Pero antes de que pudiera marcar el número, mi suegra me arrebató el teléfono, canceló la llamada y guardó el teléfono en su bolsillo, mirándome fijamente y diciendo con dureza:

—¿Acaso llamar al 911 es gratis? ¡No dejaré que malgastes el dinero que mi hijo ha ganado con tanto esfuerzo!

Durante el embarazo, había leído noticias sobre mujeres cuyo líquido amniótico se rompió y no llegaron a tiempo al hospital, lo que causó que el bebé sufriera falta de oxígeno, con resultados devastadores.

Esto me aterrorizaba, así que la rogué:

—Mamá, yo pagaré por el 911, ¡por favor devuélveme el teléfono!

Pero ella respondió:

—¿Tu dinero? ¿No es todo de mi Hugo? Hoy no dejaré que despilfarres el dinero de mi hijo. Vas a dar a luz en casa, grita un poco y ya, ¿para qué ir al hospital?

Pensé que estaba bromeando; a pesar de cómo me trataba, no creí que pondría en riesgo la vida de su propio nieto. ¿No eran las personas con ideas tradicionales quienes más valoran la continuación de la familia?

Sin embargo, ella hablaba en serio y dijo que bajaría al supermercado a comprar tijeras y alcohol para asistirme en el parto.

No podía creer que fuera capaz de hacer algo así.

Estaba totalmente aterrada.

Sin teléfono y sin un teléfono fijo en casa, parecía imposible llamar al 911.

Pero no podía quedarme sin hacer nada.

Rápidamente, tomé un abrigo, mi cartera y documentos, y decidí bajar a la calle para tomar un taxi al hospital.
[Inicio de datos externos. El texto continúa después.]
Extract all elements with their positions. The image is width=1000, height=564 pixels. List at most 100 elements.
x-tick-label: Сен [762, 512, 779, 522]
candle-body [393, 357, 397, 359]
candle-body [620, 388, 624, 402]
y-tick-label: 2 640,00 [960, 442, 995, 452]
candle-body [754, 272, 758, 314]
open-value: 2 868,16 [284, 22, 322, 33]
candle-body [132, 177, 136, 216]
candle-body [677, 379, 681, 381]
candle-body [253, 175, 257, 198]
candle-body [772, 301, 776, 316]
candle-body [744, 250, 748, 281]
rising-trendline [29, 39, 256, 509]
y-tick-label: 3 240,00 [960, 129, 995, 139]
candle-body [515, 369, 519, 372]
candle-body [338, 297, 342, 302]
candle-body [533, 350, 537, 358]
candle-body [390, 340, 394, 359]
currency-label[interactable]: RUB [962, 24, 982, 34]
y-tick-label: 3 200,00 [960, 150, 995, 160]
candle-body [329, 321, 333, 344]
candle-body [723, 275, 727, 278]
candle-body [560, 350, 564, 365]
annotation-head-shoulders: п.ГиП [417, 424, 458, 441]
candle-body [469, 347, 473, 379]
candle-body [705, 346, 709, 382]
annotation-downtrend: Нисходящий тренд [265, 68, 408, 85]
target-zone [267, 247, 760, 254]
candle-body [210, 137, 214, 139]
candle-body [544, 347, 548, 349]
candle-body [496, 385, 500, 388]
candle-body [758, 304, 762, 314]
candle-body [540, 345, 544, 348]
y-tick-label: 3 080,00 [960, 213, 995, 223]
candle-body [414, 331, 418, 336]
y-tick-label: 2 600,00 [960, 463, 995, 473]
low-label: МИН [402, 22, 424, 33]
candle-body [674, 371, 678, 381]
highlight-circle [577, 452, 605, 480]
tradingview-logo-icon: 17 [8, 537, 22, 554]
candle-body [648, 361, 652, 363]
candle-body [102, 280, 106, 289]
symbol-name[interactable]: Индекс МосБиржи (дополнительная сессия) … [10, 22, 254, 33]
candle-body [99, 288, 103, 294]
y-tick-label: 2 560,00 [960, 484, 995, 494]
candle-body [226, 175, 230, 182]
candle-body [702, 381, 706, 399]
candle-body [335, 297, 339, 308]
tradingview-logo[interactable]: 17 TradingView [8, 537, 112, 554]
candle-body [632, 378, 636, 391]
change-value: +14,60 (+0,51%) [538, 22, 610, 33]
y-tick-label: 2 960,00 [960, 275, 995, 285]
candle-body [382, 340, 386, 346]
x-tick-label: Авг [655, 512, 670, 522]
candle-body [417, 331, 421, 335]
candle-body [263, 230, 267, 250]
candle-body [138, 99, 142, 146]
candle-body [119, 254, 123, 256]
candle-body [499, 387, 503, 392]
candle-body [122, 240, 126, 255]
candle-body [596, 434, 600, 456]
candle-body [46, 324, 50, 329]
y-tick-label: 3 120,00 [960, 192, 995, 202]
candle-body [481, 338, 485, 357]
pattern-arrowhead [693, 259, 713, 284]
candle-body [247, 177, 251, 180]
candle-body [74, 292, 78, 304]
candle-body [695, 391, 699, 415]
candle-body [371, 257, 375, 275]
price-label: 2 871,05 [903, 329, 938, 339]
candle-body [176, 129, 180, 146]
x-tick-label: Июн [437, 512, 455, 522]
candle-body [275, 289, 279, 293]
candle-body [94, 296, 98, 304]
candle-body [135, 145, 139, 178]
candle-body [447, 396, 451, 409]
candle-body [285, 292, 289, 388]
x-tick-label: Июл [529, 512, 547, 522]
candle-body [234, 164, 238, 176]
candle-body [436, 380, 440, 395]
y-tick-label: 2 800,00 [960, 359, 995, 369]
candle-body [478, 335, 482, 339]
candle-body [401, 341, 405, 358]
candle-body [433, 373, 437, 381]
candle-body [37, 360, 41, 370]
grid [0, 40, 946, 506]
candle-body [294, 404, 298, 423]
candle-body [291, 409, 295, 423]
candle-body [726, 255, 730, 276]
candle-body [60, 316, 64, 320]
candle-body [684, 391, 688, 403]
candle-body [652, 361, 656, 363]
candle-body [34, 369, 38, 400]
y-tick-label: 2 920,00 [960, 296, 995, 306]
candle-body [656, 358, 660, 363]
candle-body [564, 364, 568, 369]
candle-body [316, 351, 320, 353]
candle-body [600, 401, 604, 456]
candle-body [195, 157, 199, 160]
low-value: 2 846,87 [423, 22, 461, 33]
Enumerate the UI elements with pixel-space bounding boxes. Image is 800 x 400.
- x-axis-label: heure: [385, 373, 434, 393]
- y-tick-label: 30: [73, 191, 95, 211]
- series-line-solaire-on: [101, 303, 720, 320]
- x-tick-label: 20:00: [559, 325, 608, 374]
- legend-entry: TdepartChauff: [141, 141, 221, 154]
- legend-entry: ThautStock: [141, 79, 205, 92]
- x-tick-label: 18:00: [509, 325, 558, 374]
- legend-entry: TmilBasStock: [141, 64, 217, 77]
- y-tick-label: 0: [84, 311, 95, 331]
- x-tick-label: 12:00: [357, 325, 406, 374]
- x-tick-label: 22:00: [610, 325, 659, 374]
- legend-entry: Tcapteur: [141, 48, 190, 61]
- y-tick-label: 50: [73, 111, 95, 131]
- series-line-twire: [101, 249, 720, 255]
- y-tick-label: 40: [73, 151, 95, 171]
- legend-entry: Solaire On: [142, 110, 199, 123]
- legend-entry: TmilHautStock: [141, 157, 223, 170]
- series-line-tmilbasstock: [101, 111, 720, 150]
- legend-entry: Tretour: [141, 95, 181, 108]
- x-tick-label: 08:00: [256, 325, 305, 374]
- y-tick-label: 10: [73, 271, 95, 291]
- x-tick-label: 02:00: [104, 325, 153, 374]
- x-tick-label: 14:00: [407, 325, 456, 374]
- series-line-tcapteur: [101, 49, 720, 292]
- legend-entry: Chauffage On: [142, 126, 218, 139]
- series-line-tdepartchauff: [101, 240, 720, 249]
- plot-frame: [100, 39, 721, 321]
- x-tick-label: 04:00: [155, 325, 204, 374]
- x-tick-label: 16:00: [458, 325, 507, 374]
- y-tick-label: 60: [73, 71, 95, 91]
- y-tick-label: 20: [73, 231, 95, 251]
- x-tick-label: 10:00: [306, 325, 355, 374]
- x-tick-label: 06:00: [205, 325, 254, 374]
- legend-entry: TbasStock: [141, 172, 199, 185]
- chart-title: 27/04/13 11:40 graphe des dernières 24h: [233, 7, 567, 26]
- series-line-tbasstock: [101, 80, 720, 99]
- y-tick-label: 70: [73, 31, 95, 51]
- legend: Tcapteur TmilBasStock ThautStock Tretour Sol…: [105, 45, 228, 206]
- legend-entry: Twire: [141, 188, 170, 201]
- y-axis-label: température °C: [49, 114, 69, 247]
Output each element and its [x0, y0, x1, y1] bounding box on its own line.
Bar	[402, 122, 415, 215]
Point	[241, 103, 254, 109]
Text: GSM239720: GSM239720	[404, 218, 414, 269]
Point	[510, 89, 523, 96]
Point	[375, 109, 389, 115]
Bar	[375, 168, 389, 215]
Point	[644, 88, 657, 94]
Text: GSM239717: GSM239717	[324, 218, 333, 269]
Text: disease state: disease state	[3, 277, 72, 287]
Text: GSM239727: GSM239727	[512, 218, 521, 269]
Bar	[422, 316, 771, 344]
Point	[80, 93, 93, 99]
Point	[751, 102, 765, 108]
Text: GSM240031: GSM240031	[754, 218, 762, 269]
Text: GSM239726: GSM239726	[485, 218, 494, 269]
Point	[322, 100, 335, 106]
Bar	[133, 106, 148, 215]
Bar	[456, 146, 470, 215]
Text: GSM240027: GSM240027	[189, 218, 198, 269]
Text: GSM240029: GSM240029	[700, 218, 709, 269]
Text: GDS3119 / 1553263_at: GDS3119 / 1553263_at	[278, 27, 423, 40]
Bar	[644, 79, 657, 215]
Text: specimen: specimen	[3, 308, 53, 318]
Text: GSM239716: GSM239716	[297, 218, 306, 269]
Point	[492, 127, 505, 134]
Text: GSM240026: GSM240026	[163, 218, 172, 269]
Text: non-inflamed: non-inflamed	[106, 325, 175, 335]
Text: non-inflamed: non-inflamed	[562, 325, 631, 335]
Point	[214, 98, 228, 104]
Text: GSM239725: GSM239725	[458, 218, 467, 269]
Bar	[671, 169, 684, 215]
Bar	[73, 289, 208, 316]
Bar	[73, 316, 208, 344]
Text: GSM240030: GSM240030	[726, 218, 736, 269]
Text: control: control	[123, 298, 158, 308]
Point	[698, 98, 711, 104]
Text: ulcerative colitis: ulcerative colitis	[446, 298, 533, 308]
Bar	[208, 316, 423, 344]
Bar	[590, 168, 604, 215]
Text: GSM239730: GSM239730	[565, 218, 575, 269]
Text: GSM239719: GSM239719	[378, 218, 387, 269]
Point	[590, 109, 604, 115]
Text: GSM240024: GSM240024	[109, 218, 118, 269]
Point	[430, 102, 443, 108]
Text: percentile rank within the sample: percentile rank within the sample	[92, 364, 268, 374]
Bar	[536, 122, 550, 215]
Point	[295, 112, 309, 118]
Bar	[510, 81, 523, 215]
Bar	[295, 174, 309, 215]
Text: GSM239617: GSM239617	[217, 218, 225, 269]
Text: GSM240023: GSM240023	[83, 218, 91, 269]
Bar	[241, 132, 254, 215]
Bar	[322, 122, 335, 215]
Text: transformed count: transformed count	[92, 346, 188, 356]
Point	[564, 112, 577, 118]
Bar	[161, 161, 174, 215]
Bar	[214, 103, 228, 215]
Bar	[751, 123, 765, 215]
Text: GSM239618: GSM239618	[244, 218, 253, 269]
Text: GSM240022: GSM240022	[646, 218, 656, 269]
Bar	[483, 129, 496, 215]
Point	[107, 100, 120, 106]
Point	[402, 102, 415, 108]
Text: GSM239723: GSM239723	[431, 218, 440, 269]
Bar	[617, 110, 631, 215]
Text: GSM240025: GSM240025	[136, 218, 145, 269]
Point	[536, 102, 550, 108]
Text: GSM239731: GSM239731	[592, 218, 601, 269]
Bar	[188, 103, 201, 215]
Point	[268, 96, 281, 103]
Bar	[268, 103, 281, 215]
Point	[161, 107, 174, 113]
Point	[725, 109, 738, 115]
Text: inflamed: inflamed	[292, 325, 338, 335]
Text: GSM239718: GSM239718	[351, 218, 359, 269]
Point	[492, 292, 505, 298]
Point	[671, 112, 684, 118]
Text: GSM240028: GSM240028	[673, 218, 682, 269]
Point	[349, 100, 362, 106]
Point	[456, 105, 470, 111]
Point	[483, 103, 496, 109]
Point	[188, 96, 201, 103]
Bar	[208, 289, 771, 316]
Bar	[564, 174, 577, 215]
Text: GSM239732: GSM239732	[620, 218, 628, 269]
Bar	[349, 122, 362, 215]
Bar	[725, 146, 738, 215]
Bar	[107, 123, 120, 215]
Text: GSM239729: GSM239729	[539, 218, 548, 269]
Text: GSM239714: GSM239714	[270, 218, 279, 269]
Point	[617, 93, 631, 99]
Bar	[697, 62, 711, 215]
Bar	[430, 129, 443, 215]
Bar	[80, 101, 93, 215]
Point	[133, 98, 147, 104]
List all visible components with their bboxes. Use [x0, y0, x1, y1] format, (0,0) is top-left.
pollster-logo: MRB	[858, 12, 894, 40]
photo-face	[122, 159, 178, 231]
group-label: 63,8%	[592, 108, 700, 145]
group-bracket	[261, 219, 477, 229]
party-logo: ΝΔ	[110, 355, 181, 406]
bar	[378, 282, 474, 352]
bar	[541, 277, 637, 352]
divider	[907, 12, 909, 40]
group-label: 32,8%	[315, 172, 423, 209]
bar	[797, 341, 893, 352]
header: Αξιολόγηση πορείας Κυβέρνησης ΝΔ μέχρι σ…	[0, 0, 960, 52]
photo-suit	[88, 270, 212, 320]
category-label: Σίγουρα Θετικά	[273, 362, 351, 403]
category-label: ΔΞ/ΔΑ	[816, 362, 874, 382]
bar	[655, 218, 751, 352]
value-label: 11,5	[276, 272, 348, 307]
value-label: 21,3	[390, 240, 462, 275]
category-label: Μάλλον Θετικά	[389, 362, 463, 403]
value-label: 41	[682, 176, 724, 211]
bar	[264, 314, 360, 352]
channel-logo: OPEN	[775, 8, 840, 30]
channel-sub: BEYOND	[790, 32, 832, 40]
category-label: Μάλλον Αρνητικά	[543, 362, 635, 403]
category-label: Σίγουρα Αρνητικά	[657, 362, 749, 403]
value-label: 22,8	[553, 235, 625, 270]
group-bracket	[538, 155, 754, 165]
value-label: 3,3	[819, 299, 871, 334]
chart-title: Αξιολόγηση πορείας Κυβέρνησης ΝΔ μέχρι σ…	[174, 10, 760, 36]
Sin embargo, apenas llegué al primer piso, un dolor intenso en el vientre me detuvo; era tan fuerte que no podía caminar.

Sentí un sudor frío cubrir todo mi cuerpo, con una presión constante que tiraba hacia abajo.

Me agarré al marco del ascensor y salí, pero el dolor me dejó paralizada y me derrumbé en el suelo.

Aunque era muy temprano, no había vecinos a la vista.

Luego, perdí el conocimiento por el dolor.

No sé qué pasó después.

Cuando volví en mí, ya estaba en el hospital.

Una enfermera me contó que un vecino que pasaba corriendo por ahí me encontró y ayudó. No sabía en qué clínica estaba registrada para mi control prenatal, así que bajo el principio de emergencia, llamaron al 911 y me llevaron al Centro Médico UNAM II a la sala de emergencias de obstetricia y ginecología.

El médico me hizo un examen interno rápidamente, revisó los datos del latido del bebé y las contracciones y su expresión se ensombreció de inmediato, diciendo que necesitaban prepararse para una cesárea y que alguien de la familia debía firmar.

En ese momento, mi suegra apareció de la nada, agarrando al médico y diciendo:

—¡Queremos un parto natural!

El médico respondió:

—Imposible, la posición del bebé no es la adecuada, el cuello del útero solo está dilatado 2 centímetros y casi no queda líquido amniótico, ¡necesitamos operar ya!

Mi suegra se giró y me miró con furia:

—¡Dar a luz es como una gallina poniendo un huevo, no tiene nada de especial! La cirugía cuesta 5,000 dólares, ¡nuestra familia no tiene dinero para malgastar en eso! ¡Tú vas a dar a luz por ti misma!

Yo, sin fuerzas y llorando de dolor, dije:

—Mamá, me duele mucho, por favor déjame hacerme la cesárea.

Ella me contestó bruscamente mientras me pellizcaba el brazo.

—¿Qué mujer no sufre al dar a luz? ¡Aprieta los dientes, empuja, y ya está, como si estuvieras defecando, sale rápido!

Mis lágrimas se secaron, ignoré sus comentarios y agarré la mano del médico.

—Doctor, estoy consciente, yo misma firmaré…

El médico asintió con resignación y me pasó el formulario para la cirugía.

Pero mi suegra se abalanzó, arrebató el formulario, lo rompió y se paró frente a mi cama gritando:

—¡Mientras esté aquí, no te operarás!

La gente alrededor intentó calmarla, pero ella seguía insultando al hospital y al médico, agarrando la cama con fuerza.

Los médicos y enfermeras miraban impotentes cómo mi suegra armaba un escándalo. Yo ya no podía soportarlo más y exclamé:

—¡Dar a luz es mi asunto, si quiero la cesárea, la tendré! ¡Tú no puedes decidir por mí!

Mi suegra se giró y me miró con rabia, su aliento fétido y su mano se abalanzaron hacia mí.

—Una niña sin valor, ¿qué derecho tienes a malgastar 5,000 dólares en una cirugía?

Esa bofetada fue con toda su fuerza.

Mi cabeza zumbaba de dolor.

De repente, todo se aclaró: ¿por qué después de hacerme la ecografía de cuatro dimensiones, mi suegra cambió de actitud de manera tan drástica hacia mí?

Resultó que fue porque descubrió que el bebé que llevaba era una niña.